While deep learning methods have shown great promise in improving the effectiveness of prostate cancer (PCa) diagnosis by detecting suspicious lesions from trans-rectal ultrasound (TRUS), they must overcome multiple simultaneous challenges. There is high heterogeneity in tissue appearance, significant class imbalance in favor of benign examples, and scarcity in the number and quality of ground truth annotations available to train models. Failure to address even a single one of these problems can result in unacceptable clinical outcomes.We propose TRUSWorthy, a carefully designed, tuned, and integrated system for reliable PCa detection. Our pipeline integrates self-supervised learning, multiple-instance learning aggregation using transformers, random-undersampled boosting and ensembling: these address label scarcity, weak labels, class imbalance, and overconfidence, respectively. We train and rigorously evaluate our method using a large, multi-center dataset of micro-ultrasound data. Our method outperforms previous state-of-the-art deep learning methods in terms of accuracy and uncertainty calibration, with AUROC and balanced accuracy scores of 79.9% and 71.5%, respectively.

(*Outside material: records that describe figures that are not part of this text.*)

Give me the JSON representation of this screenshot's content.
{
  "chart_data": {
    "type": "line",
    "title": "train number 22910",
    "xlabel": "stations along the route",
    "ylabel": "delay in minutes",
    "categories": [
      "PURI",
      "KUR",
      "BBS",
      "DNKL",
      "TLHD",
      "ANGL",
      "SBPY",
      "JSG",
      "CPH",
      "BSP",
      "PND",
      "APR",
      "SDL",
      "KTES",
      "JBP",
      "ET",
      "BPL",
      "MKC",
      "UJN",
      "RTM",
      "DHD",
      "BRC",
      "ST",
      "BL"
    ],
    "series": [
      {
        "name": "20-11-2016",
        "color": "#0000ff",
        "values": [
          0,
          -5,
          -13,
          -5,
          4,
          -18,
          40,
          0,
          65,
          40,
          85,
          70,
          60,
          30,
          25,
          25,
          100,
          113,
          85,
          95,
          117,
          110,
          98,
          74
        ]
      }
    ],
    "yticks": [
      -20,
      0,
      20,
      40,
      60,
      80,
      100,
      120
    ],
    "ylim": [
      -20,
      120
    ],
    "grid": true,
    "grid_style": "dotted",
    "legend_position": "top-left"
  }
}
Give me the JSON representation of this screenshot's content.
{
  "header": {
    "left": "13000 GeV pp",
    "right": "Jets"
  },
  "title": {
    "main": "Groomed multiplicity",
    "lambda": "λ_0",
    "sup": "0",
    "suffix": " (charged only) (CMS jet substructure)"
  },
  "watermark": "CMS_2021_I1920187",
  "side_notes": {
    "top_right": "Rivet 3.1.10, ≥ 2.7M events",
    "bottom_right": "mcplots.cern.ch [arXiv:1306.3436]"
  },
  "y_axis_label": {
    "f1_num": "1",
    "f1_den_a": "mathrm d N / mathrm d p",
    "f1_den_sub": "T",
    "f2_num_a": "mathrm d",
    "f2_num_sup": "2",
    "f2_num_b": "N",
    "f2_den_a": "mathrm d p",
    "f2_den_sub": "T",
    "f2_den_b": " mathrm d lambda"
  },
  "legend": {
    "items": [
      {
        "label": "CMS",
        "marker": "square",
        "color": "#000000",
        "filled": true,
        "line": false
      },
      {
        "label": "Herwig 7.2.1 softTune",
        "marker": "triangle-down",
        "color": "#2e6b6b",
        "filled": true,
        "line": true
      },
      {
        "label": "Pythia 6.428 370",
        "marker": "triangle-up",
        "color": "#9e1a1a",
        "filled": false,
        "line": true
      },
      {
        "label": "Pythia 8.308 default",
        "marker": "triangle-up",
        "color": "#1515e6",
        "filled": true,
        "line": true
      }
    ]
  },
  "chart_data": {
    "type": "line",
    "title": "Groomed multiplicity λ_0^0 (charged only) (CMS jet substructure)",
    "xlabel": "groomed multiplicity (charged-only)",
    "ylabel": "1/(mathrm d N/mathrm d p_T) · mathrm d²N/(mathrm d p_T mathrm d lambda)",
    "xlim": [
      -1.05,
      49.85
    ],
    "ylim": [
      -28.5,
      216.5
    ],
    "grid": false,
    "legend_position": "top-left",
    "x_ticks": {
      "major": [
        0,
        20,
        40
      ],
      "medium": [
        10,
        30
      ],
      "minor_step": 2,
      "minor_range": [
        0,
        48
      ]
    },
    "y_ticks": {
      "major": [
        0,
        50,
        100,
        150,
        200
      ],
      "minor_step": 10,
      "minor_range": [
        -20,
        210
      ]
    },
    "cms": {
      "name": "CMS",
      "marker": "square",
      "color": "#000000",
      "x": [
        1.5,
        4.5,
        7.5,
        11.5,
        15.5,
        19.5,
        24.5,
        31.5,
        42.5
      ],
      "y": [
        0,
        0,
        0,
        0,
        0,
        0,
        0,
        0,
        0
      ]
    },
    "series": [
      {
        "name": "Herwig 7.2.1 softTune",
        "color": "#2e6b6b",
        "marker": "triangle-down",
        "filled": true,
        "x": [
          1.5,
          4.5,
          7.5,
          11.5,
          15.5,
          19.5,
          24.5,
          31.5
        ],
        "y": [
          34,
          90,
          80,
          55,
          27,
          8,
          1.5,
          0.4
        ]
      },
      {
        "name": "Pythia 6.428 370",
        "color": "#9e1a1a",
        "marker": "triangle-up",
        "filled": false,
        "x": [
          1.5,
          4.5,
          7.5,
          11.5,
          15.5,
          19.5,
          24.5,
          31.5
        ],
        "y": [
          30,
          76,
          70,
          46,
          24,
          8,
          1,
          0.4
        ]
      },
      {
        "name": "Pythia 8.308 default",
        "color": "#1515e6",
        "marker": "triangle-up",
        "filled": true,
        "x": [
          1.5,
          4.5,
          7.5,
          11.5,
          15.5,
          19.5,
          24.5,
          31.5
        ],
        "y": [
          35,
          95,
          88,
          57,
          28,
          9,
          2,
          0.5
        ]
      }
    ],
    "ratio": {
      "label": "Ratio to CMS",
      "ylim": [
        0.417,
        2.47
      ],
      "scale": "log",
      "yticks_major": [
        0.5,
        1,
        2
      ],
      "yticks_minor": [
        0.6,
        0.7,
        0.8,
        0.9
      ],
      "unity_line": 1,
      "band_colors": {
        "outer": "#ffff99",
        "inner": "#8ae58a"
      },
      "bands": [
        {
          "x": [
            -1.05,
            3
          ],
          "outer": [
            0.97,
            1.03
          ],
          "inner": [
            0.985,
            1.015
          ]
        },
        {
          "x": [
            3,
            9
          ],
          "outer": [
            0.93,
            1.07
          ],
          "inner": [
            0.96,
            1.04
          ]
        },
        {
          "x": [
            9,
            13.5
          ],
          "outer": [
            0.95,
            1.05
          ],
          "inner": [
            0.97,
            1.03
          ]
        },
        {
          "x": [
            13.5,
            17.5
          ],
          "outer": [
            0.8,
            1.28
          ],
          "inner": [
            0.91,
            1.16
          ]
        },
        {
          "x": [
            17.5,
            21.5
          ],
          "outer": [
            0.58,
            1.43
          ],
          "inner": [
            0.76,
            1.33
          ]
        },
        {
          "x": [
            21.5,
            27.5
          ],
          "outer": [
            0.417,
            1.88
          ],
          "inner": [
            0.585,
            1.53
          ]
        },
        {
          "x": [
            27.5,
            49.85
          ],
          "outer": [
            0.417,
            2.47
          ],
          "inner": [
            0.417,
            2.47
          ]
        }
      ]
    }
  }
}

On the top 20% of predictions with the highest confidence, we can achieve a balanced accuracy of up to 91%. The success of TRUSWorthy demonstrates the potential of integrated deep learning solutions to meet clinical needs in a highly challenging deployment setting, and is a significant step towards creating a trustworthy system for computer-assisted PCa diagnosis.

Paper Structure

This paper contains 10 sections, 1 equation, 3 figures, 4 tables.

Figures (3)

  • Figure 1: An overview of our proposed approach. (a) Data extraction and coarse labelling from histopathology. (b) Pre-training an ROI classifier using self-supervised learning. (c) MIL finetuning using transfer weights and a Transformer. (d) Training an ensemble of specialized learners on distinctly resampled training sets.
  • Figure 2: (a) Accuracy-rejection plot showing the balanced accuracy of each method at different confidence thresholds. (b) ROC Curves for our method and other PCa detection baselines. True and False Positive Rates of clinical benchmarks are shown as points.
  • Figure 3: Visualizing TRUSWorthy's predictions at 3 rejection thresholds $(r=0,20,40\%)$. Cancer and benign predictions are highlighted in red and blue, respectively. The prostate and needle trace regions are shaded in purple and yellow, respectively.